Space Map Advantages

•O(1) allocation and free operations
•Perfect crash consistency without journal
•Efficient even with high fragmentation
•Naturally supports snapshots
•Metaslab parallelism for multi-core
•Self-healing with checksums

Space Map Disadvantages

•Complex implementation
•Higher memory usage for range trees
•Requires periodic condensing
•Slow initial load after long activity
•Write amplification for small operations
•ZFS-specific (not in traditional FS)

Right Tool for the Job

Space maps are optimal for ZFS's design goals (enterprise storage, data integrity, pooled storage) but may be overkill for embedded systems or simple use cases. Bitmaps remain excellent for their simplicity, and counting/extent tracking works well in ext4 and XFS where journaling handles consistency. Each technique has its place.
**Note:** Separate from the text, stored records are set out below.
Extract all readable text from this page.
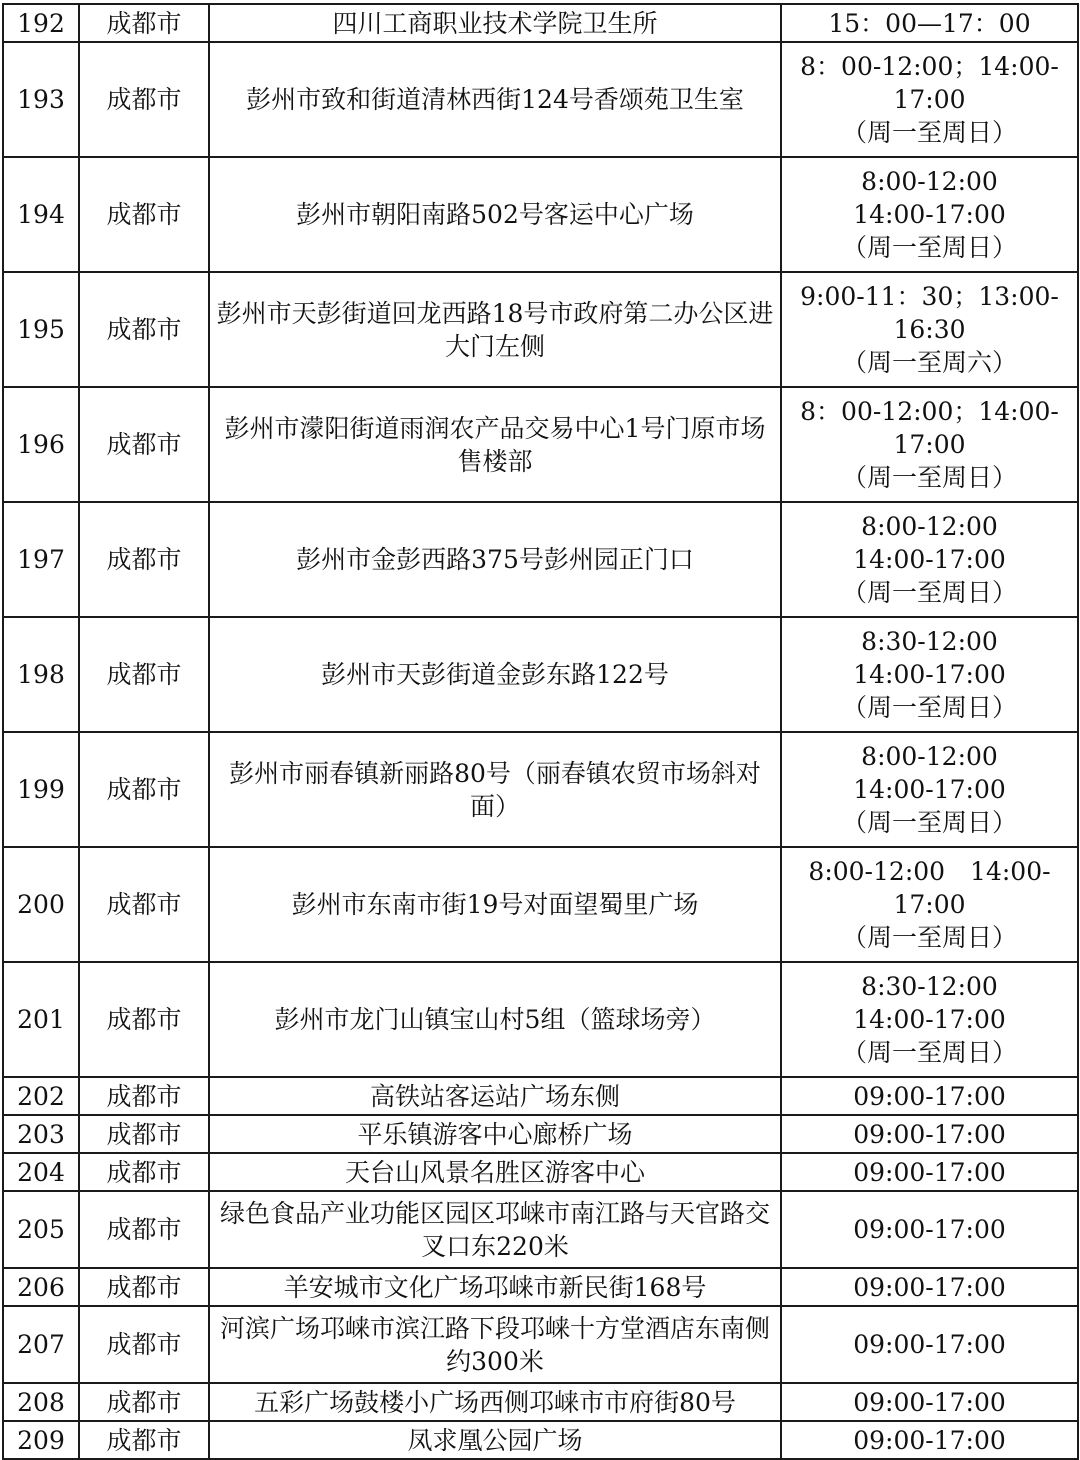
192	成都市	四川工商职业技术学院卫生所	15：00—17：00

193	成都市	彭州市致和街道清林西街124号香颂苑卫生室	8：00-12:00；14:00-
17:00
（周一至周日）

194	成都市	彭州市朝阳南路502号客运中心广场	8:00-12:00
14:00-17:00
（周一至周日）

195	成都市	彭州市天彭街道回龙西路18号市政府第二办公区进大门左侧	9:00-11：30；13:00-
16:30
（周一至周六）

196	成都市	彭州市濛阳街道雨润农产品交易中心1号门原市场售楼部	8：00-12:00；14:00-
17:00
（周一至周日）

197	成都市	彭州市金彭西路375号彭州园正门口	8:00-12:00
14:00-17:00
（周一至周日）

198	成都市	彭州市天彭街道金彭东路122号	8:30-12:00
14:00-17:00
（周一至周日）

199	成都市	彭州市丽春镇新丽路80号（丽春镇农贸市场斜对面）	8:00-12:00
14:00-17:00
（周一至周日）

200	成都市	彭州市东南市街19号对面望蜀里广场	8:00-12:00　14:00-
17:00
（周一至周日）

201	成都市	彭州市龙门山镇宝山村5组（篮球场旁）	8:30-12:00
14:00-17:00
（周一至周日）

202	成都市	高铁站客运站广场东侧	09:00-17:00

203	成都市	平乐镇游客中心廊桥广场	09:00-17:00

204	成都市	天台山风景名胜区游客中心	09:00-17:00

205	成都市	绿色食品产业功能区园区邛崃市南江路与天官路交叉口东220米	09:00-17:00

206	成都市	羊安城市文化广场邛崃市新民街168号	09:00-17:00

207	成都市	河滨广场邛崃市滨江路下段邛崃十方堂酒店东南侧约300米	09:00-17:00

208	成都市	五彩广场鼓楼小广场西侧邛崃市市府街80号	09:00-17:00

209	成都市	凤求凰公园广场	09:00-17:00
Summary: Space Maps and Free Space Management

Space maps represent the culmination of decades of file system evolution, combining the best aspects of logging, extent tracking, and copy-on-write semantics. They demonstrate that free space management isn't just about tracking which blocks are available—it's deeply intertwined with crash consistency, performance, and scalability.
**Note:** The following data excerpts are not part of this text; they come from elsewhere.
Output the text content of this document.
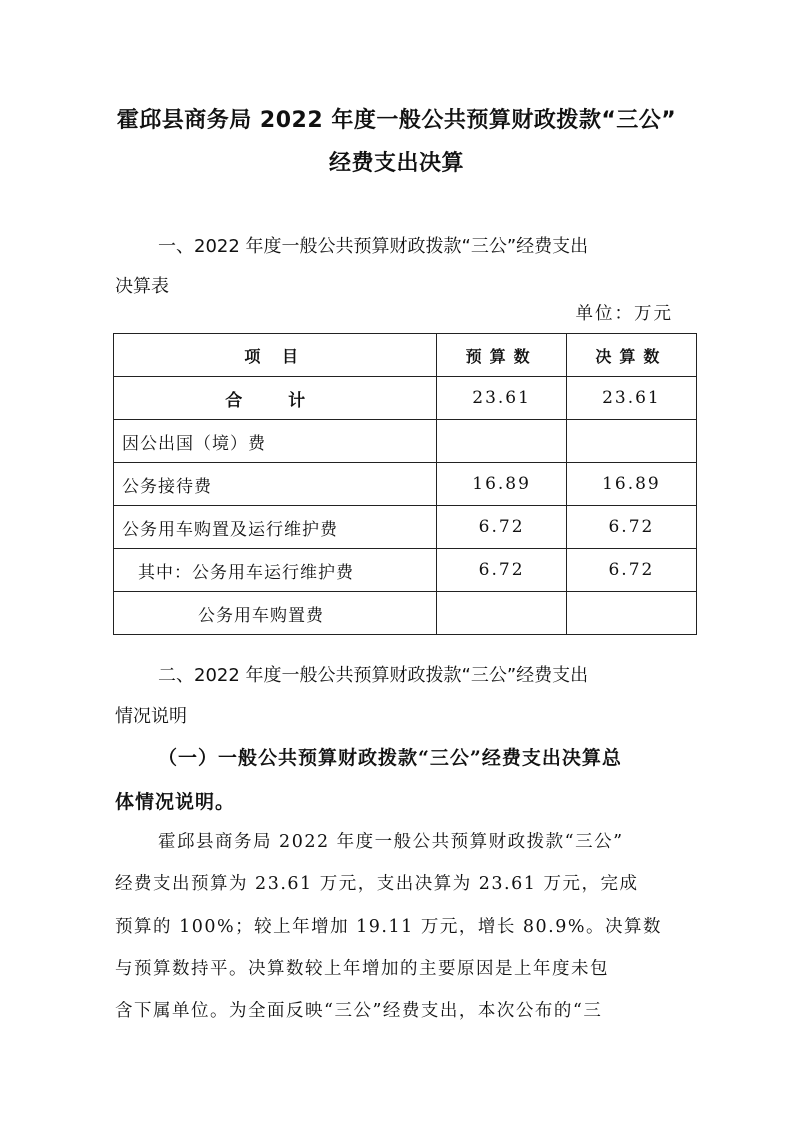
霍邱县商务局 2022 年度一般公共预算财政拨款“三公”
经费支出决算
一、2022 年度一般公共预算财政拨款“三公”经费支出
决算表
单位：万元
项 目	预算数	决算数
合 计	23.61	23.61
因公出国（境）费		
公务接待费	16.89	16.89
公务用车购置及运行维护费	6.72	6.72
其中：公务用车运行维护费	6.72	6.72
公务用车购置费		
二、2022 年度一般公共预算财政拨款“三公”经费支出
情况说明
（一）一般公共预算财政拨款“三公”经费支出决算总
体情况说明。
霍邱县商务局 2022 年度一般公共预算财政拨款“三公”
经费支出预算为 23.61 万元，支出决算为 23.61 万元，完成
预算的 100%；较上年增加 19.11 万元，增长 80.9%。决算数
与预算数持平。决算数较上年增加的主要原因是上年度未包
含下属单位。为全面反映“三公”经费支出，本次公布的“三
With this page, we complete our exploration of free space management techniques—from the elegant simplicity of bitmaps to the sophisticated log-structured approach of space maps.

Key Takeaways

•Space maps log allocations and frees rather than updating a data structure in place
•O(1) allocation via simple append operations, O(log N) queries via in-memory range trees
•Condensing periodically rewrites the log to eliminate redundant entries
•Metaslabs partition vdevs for parallelism, locality, and lazy loading
•COW semantics provide crash consistency without journaling
•Atomic TXG commits ensure space maps are always consistent with pool state

Module Summary: Free Space Management Techniques

•Bit Vectors (Bitmaps): 1 bit/block, fixed overhead, simple and widely used
•Linked Lists: O(1) allocation, poor contiguity, historical significance
•Grouping: Batch addresses to reduce I/O, improvement over linked lists
•Counting: Track extents (start, length), optimal for contiguous free space
•Space Maps: Log-structured, COW-consistent, state-of-the-art for modern systems

Module Complete

You've mastered the fundamental techniques for tracking free space in file systems—from the simplest (bitmap) to the most sophisticated (space maps). These techniques form the foundation for understanding how any file system manages its storage resources. You're now equipped to analyze file system design decisions and understand the trade-offs that shape modern storage systems.